Onderwerp: Bezoek-historie

RSJ 14/4787/SGA, 30 december 2014, schorsing
Uitspraakdatum:30-12-2014

Dit onderwerp bevat de volgende rubrieken.

Uitspraak

Nummer : 14/4787/SGA
Betreft : [verzoeker] datum: 30 december 2014

De voorzitter van de beroepscommissie als bedoeld in artikel 69, tweede lid, van de Penitentiaire beginselenwet (Pbw) heeft kennisgenomen van een bij het secretariaat van de Raad ingekomen verzoekschrift, ingediend door mr. D.M. Penn, namens

[...], verder verzoeker te noemen, verblijvende in de penitentiaire inrichting (p.i.) Alphen aan den Rijn.

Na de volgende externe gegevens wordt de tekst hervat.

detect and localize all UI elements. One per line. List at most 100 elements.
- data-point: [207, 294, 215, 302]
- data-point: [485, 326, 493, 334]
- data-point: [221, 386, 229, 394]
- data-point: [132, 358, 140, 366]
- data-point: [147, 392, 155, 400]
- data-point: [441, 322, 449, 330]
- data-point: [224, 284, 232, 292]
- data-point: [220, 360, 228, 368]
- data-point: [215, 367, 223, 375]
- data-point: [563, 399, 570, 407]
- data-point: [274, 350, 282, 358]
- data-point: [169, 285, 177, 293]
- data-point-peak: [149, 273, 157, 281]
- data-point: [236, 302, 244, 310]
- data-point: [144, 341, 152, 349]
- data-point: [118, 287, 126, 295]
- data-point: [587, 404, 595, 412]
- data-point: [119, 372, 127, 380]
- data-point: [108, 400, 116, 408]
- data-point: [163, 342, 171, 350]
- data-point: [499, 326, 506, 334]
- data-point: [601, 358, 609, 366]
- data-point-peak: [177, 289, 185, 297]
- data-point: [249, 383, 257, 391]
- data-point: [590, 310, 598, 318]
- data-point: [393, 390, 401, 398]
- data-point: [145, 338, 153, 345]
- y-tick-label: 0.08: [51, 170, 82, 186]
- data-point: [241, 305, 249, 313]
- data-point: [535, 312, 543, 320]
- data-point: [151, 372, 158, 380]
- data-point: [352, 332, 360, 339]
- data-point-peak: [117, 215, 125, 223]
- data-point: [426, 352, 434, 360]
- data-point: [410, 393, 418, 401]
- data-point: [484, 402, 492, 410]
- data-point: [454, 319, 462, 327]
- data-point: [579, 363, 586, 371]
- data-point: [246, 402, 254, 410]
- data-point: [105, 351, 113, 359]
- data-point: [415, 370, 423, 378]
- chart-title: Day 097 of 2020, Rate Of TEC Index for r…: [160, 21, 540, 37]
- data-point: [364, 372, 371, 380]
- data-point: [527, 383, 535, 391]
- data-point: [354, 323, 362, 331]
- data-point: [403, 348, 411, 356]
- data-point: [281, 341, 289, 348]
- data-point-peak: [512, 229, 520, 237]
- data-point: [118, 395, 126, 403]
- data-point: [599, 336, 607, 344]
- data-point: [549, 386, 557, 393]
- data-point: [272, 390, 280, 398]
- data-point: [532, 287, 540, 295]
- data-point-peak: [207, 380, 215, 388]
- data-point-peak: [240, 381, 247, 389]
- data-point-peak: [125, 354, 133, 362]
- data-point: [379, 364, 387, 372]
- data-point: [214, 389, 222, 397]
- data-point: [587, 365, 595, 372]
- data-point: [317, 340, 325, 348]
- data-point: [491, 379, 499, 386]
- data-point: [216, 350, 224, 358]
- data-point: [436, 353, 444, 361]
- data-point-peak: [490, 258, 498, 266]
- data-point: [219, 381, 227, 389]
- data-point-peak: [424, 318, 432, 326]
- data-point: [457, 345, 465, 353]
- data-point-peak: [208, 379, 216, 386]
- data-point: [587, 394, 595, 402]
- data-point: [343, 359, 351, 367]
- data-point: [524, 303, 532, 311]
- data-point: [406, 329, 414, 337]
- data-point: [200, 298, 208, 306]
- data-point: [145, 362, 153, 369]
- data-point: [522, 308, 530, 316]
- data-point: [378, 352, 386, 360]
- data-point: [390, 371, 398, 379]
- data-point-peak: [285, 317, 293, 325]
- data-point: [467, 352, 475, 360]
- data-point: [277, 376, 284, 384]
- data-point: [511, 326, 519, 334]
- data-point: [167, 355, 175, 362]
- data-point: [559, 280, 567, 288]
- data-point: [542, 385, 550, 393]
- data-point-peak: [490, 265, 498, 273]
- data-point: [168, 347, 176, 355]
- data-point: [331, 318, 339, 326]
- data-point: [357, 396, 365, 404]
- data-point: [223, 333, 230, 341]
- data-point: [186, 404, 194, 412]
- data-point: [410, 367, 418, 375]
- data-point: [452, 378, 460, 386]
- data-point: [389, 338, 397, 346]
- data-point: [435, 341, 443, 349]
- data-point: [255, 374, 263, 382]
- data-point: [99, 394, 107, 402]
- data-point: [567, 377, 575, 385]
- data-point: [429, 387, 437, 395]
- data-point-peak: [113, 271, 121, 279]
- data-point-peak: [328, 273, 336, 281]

Verzoeker vraagt om schorsing, met toepassing van artikel 66, eerste lid, van de Pbw, van de (verdere) tenuitvoerlegging van de beslissing van de directeur van voormelde inrichting van 29 december 2014, inhoudende de oplegging van een disciplinaire
straf van opsluiting in een strafcel voor de duur van vier dagen, ingaande op 28 december 2014 om 16.00 uur en eindigende op 1 januari 2015 om 16.00 uur, wegens het veroorzaken van een gevaarlijke situatie op de afdeling.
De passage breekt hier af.